Outlook and Implications
The successful launch of the Sichuan-East China transmission project is more evidence of the promising potential for gas reserves in Sichuan province. At the end of 2009 a considerable 17 tcf of in-place gas reserves and up to 53 tcf of proven, probable, and possible reserves had already been discovered at the Puguang, Dawan, Maoba, Qingxi, Shuangmiao, and Laojun gas complexes, which will serve the pipeline for at least 20 years. Sinopec is now carrying out further drilling in the North-East Sichuan Basin and a number of wells have encountered good shows of hydrocarbons. The discoveries at Puguang have prompted significant interest in the Sichuan Basin from IOCs, which, due to their experience in developing sour gas reserves, may have a rare opportunity to team up with China's NOCs in the area. Indeed, Shell recently signed a production sharing contract (PSC) with CNPC for the 4,000-sq. km Jinqiu field following the two companies’ joint bid for Arrow Energy (see China: 23 March 2010: Shell, CNPC Agree to Joint Gas Venture in China).
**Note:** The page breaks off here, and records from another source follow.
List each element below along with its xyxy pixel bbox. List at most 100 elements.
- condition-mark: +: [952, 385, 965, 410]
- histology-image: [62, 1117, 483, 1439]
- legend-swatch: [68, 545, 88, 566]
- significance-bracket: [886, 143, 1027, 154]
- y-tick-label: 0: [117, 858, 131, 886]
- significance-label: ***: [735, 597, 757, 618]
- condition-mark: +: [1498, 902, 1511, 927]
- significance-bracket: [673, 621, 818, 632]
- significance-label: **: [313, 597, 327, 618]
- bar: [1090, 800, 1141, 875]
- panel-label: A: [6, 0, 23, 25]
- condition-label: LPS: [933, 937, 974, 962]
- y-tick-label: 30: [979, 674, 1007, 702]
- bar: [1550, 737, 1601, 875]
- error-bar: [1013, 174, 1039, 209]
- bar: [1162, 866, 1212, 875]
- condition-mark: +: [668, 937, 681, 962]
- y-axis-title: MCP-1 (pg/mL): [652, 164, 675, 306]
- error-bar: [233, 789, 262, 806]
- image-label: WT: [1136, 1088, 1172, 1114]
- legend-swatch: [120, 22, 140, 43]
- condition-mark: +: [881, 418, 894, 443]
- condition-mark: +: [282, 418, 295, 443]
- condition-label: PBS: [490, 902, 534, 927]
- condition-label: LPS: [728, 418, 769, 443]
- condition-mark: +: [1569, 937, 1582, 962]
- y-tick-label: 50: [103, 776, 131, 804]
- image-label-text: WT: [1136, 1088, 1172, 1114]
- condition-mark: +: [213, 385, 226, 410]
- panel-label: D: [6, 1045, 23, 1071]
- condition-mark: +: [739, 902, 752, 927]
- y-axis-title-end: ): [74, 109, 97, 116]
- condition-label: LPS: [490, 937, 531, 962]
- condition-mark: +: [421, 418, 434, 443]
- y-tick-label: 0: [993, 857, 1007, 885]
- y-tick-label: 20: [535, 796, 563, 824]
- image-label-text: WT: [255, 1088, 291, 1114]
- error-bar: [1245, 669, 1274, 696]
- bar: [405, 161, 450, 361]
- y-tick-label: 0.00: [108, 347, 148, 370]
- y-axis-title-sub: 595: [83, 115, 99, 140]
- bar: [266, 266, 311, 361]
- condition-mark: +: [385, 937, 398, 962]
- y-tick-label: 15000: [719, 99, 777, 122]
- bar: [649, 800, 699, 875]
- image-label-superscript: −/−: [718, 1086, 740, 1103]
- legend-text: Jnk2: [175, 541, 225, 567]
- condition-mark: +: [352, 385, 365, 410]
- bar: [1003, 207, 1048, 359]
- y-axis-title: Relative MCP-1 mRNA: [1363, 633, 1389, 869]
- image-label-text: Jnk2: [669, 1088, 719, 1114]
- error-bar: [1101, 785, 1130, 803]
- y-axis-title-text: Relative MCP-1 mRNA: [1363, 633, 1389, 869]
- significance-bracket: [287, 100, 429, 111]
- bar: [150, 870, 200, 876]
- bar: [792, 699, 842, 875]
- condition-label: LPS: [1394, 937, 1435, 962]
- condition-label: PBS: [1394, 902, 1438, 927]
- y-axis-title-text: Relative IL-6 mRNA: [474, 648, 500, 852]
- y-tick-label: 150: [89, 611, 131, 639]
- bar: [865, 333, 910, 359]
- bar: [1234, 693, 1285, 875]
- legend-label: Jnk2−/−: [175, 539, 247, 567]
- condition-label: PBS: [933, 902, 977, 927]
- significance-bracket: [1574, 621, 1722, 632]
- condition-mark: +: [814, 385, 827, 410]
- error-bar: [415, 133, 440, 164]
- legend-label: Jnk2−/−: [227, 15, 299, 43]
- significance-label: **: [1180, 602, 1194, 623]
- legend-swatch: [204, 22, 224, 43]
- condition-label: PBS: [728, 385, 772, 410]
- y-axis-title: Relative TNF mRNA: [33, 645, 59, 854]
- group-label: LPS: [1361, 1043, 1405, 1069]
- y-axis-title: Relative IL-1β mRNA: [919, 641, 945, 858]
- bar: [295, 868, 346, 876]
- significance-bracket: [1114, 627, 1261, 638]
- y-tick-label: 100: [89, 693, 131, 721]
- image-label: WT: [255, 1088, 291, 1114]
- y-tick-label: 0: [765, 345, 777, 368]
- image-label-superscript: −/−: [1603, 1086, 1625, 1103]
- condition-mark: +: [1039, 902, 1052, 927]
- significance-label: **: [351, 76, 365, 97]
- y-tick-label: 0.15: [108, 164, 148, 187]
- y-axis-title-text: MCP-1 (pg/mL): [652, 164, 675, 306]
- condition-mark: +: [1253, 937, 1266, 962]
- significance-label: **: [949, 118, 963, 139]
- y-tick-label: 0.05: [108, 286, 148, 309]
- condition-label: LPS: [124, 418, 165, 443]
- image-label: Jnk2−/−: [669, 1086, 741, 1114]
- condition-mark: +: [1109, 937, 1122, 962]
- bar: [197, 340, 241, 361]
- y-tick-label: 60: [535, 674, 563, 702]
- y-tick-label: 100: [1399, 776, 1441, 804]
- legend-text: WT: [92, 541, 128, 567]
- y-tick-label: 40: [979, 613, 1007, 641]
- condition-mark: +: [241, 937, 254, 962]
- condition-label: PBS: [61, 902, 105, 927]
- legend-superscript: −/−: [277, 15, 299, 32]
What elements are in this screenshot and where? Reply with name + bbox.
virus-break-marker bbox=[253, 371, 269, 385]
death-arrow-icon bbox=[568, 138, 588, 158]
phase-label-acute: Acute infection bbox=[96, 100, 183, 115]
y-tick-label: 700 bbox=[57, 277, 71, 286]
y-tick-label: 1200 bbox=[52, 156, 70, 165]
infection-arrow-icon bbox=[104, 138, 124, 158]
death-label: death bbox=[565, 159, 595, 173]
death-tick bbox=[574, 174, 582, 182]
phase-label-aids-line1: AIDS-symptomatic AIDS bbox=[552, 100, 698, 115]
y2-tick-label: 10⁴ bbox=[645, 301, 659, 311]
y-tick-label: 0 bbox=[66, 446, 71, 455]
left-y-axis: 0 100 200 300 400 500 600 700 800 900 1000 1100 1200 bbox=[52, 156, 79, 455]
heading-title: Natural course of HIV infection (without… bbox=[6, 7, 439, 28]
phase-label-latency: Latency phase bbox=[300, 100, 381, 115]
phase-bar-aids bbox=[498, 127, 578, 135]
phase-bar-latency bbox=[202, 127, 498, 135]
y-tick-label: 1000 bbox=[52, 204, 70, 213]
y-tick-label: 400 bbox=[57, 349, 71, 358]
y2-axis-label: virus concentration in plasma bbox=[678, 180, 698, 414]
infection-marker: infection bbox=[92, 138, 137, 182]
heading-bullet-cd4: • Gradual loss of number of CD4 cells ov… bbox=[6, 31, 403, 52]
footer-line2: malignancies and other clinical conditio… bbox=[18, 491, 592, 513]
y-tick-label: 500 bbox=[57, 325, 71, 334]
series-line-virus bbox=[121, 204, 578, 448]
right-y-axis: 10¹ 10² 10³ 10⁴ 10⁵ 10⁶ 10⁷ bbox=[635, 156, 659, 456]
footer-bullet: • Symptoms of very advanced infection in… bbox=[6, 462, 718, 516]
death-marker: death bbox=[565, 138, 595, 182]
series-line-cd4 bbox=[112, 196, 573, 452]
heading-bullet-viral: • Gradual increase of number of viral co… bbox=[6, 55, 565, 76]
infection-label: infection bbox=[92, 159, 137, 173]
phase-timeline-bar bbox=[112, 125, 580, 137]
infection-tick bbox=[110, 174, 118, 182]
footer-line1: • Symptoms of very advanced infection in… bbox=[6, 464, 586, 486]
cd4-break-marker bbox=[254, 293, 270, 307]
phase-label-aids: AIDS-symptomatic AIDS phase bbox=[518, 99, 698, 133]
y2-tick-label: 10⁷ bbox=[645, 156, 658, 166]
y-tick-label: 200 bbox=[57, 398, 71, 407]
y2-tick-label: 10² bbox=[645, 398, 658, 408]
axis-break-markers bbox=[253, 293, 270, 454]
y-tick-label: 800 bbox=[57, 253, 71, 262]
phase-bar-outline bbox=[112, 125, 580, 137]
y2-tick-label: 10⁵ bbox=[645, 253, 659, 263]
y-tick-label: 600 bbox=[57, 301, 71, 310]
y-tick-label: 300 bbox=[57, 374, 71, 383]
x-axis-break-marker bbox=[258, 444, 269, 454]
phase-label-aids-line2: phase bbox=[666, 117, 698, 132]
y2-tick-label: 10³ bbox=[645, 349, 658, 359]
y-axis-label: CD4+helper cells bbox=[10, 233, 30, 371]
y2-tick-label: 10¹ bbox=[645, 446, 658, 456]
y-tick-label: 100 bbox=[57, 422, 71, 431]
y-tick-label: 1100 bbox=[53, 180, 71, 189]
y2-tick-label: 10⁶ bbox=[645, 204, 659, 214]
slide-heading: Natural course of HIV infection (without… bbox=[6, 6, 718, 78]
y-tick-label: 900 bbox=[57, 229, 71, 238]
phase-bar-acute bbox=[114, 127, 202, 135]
Investing in China's gas sector has become more attractive given indications that the National Development and Reform Commission (NDRC) is willing to approve higher natural gas prices for new projects such as Puguang. Sinopec is charging 1.28 yuan/cm from gas from Puguang, amounting to 2.12 yuan/cm at the city gate in Shanghai (see China: 16 July 2009: Gas Prices Set for Massive Puguang Field in China's Sichuan Province). Increasing gas prices may partially be the result of Sinopec's need to cover the costs of gathering and purifying the gas and transmitting over a long distance, although the government also harbours broader ambitions to raise prices and margins in the sector to encourage increased investment by NOCs to support a much needed rapid increase in supplies.